Both have also improved as political athletes over the duration of this race. But they have settled into sharply contrasting styles that were on vivid display in Houston.
Mr. Cruz is cool and clinical, laying out his facts in a lawyerly manner and rarely flashing humor or emotion. He knows exactly how he wants to sell himself to voters, as a candidate of uncompromising ideological purity.
Mr. Rubio is animated and aggressive, speaking quickly and playing deliberately to the in-house audience. He projects an appealing personality without necessarily articulating an explicit case for his election as president.
For Republicans not sold on Mr. Trump, these are the main alternatives available to them, and Tuesday’s nominating contests may help resolve which man’s approach will be the final point of contrast with Mr. Trump.
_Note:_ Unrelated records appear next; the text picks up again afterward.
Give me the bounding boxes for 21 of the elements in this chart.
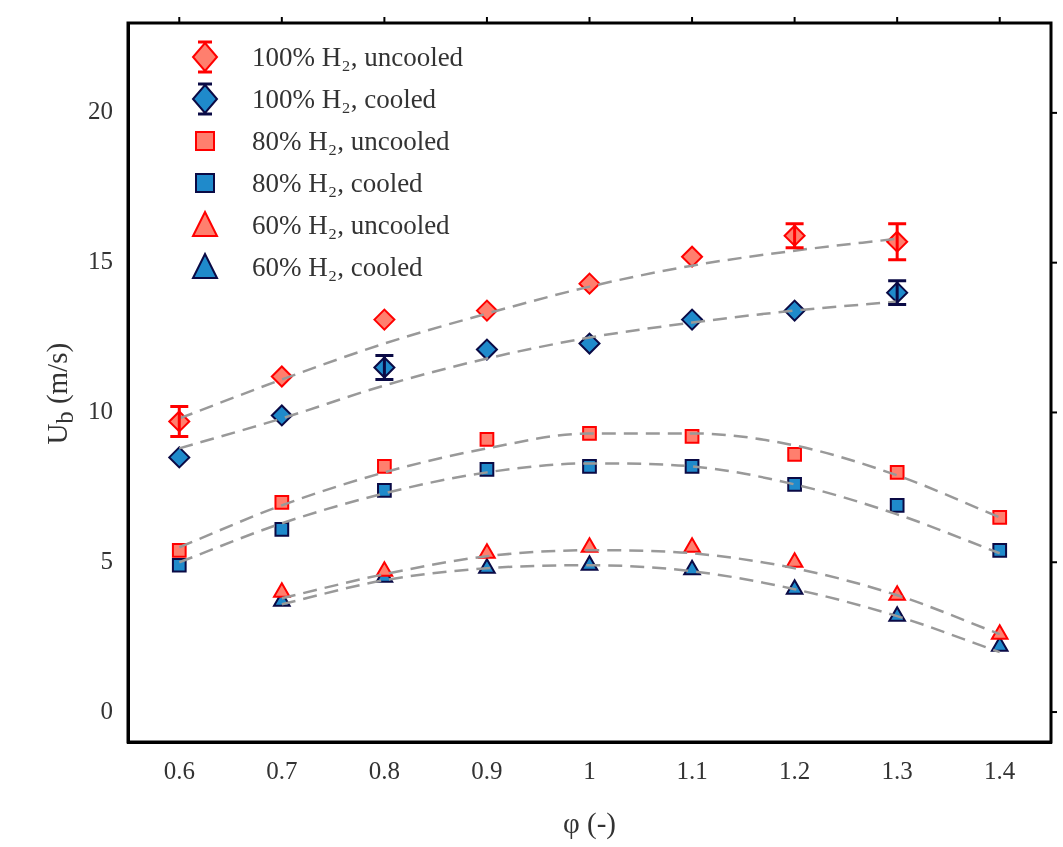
x-tick-label: 0.8	[368, 756, 401, 784]
legend-label: 60% H₂, cooled	[252, 251, 423, 284]
x-axis-title: φ (-)	[563, 807, 616, 841]
legend-label: 100% H₂, cooled	[252, 83, 437, 116]
x-tick-label: 1	[583, 756, 596, 784]
x-tick-label: 0.9	[471, 756, 503, 784]
y-tick-label: 5	[100, 546, 113, 574]
x-tick-label: 1.2	[778, 756, 811, 784]
y-tick-label: 0	[100, 696, 113, 724]
y-tick-label: 10	[88, 397, 113, 425]
x-tick-label: 1.4	[984, 756, 1016, 784]
y-tick-label: 15	[88, 247, 113, 275]
x-tick-label: 1.1	[676, 756, 708, 784]
legend-label: 80% H₂, cooled	[252, 167, 423, 200]
legend-label: 80% H₂, uncooled	[252, 125, 450, 158]
legend-label: 60% H₂, uncooled	[252, 209, 450, 242]
x-tick-label: 1.3	[881, 756, 913, 784]
x-tick-label: 0.6	[163, 756, 195, 784]
y-tick-label: 20	[88, 97, 113, 125]
legend-label: 100% H₂, uncooled	[252, 41, 464, 74]
x-tick-label: 0.7	[266, 756, 298, 784]
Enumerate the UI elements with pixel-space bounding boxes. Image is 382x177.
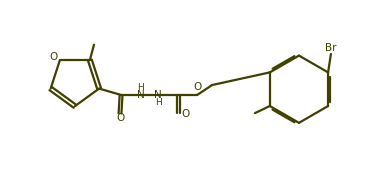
Text: H: H <box>155 98 162 107</box>
Text: N: N <box>154 90 162 100</box>
Text: N: N <box>137 90 144 100</box>
Text: O: O <box>182 109 190 119</box>
Text: O: O <box>193 82 201 92</box>
Text: Br: Br <box>325 43 337 53</box>
Text: H: H <box>137 83 144 92</box>
Text: O: O <box>116 113 124 123</box>
Text: O: O <box>50 52 58 62</box>
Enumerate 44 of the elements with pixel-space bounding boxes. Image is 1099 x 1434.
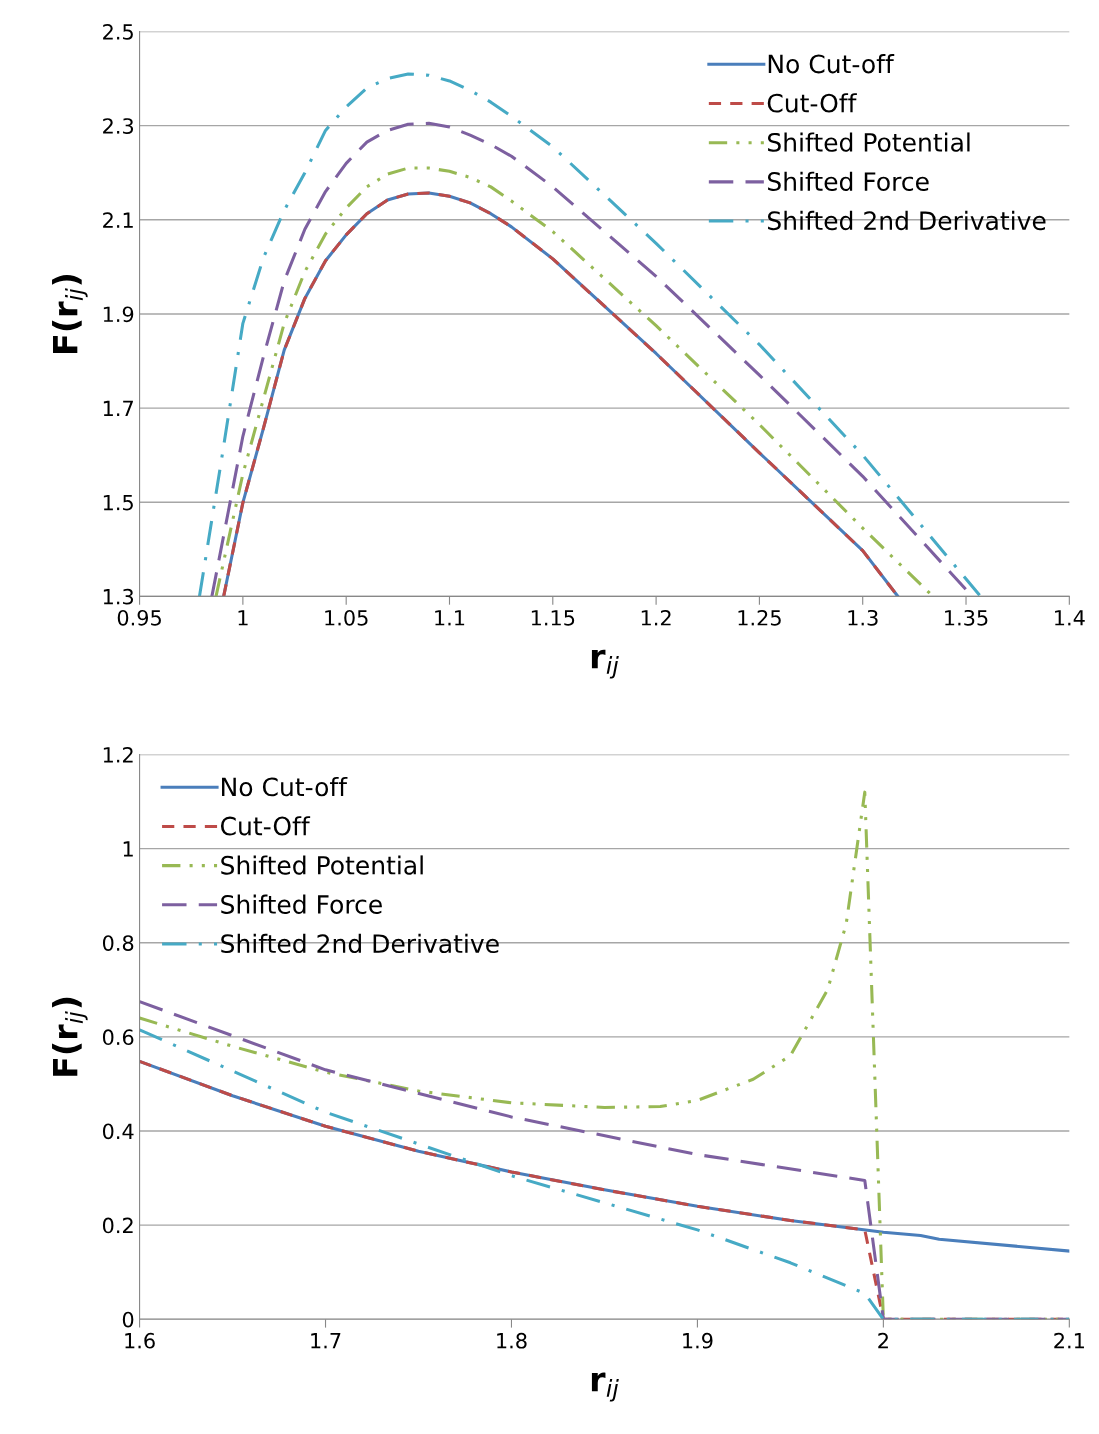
x-tick-label: 2.1 <box>1054 1332 1084 1349</box>
x-axis-title: r$_{ij}$ <box>591 1372 619 1402</box>
legend-label: Shifted 2nd Derivative <box>767 210 1046 231</box>
legend-label: Cut-Off <box>767 93 857 113</box>
y-tick-label: 2.3 <box>103 118 134 134</box>
x-tick-label: 1.1 <box>435 610 465 626</box>
y-tick-label: 1 <box>123 841 133 857</box>
x-tick-label: 1.35 <box>945 609 988 626</box>
x-tick-label: 1.7 <box>311 1333 341 1349</box>
x-tick-label: 1.05 <box>325 609 368 626</box>
y-tick-label: 0 <box>122 1311 134 1328</box>
legend-label: Shifted Potential <box>767 132 970 152</box>
y-tick-label: 0.8 <box>102 935 134 951</box>
legend-label: No Cut-off <box>222 776 348 797</box>
legend-label: Cut-Off <box>220 816 311 836</box>
x-axis-title: r$_{ij}$ <box>591 649 619 679</box>
x-tick-label: 1.15 <box>531 610 575 626</box>
y-tick-label: 0.2 <box>102 1217 133 1234</box>
y-axis-title: F(r$_{ij}$) <box>52 274 88 353</box>
legend-label: Shifted Force <box>767 171 929 191</box>
legend-label: Shifted 2nd Derivative <box>221 933 499 954</box>
y-tick-label: 1.3 <box>103 588 134 605</box>
y-tick-label: 0.4 <box>102 1123 134 1140</box>
y-tick-label: 2.5 <box>103 24 133 40</box>
x-tick-label: 1.2 <box>641 609 671 626</box>
y-tick-label: 0.6 <box>102 1029 134 1046</box>
y-tick-label: 1.5 <box>103 494 133 511</box>
x-tick-label: 0.95 <box>117 609 161 626</box>
legend-label: Shifted Potential <box>221 855 423 875</box>
x-tick-label: 2 <box>878 1332 888 1349</box>
x-tick-label: 1.8 <box>497 1332 527 1349</box>
x-tick-label: 1 <box>238 610 248 626</box>
x-tick-label: 1.9 <box>683 1332 713 1349</box>
y-axis-title: F(r$_{ij}$) <box>52 997 88 1076</box>
y-tick-label: 1.7 <box>103 400 133 416</box>
legend-label: Shifted Force <box>221 894 382 914</box>
x-tick-label: 1.25 <box>738 609 781 626</box>
y-tick-label: 1.2 <box>103 746 133 763</box>
x-tick-label: 1.4 <box>1055 610 1085 626</box>
y-tick-label: 2.1 <box>103 212 133 228</box>
x-tick-label: 1.3 <box>848 609 878 626</box>
x-tick-label: 1.6 <box>125 1332 155 1349</box>
legend-label: No Cut-off <box>768 54 895 74</box>
y-tick-label: 1.9 <box>103 306 134 323</box>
Kasich looks past Super Tuesday
Gov. John Kasich of Ohio has seemed to campaign almost in his own political dimension throughout the 2016 race. He has deliberately wooed moderates and independent voters, and has freely acknowledged that the next state he believes he has any chance of winning is Michigan, which does not vote until March 8.
In the debate, Mr. Kasich held fast. He did not attack other candidates, and when asked directly whether his opponents understood how to reach Hispanic voters, Mr. Kasich shot back, “I’m not going to talk about that.”
With some of the most conservative states voting on Tuesday — including Alabama and Oklahoma — Mr. Kasich continued to tailor his pitch to voters closer to the center. Breaking with conservative orthodoxy, he said that businesses should not receive religious exemptions based on their proprietors’ views on gay marriage.
When he was asked about deporting undocumented immigrants en masse, he cited a Reagan-era compromise as a model of immigration policy. That law included an amnesty provision for people who entered the country illegally.
Mr. Kasich believes he has a path forward through moderate and liberal states in the Midwest and Northeast, and that his fortunes will improve later in the primary calendar. Even so, he appears to have accepted that he will first have to withstand a wave of losses.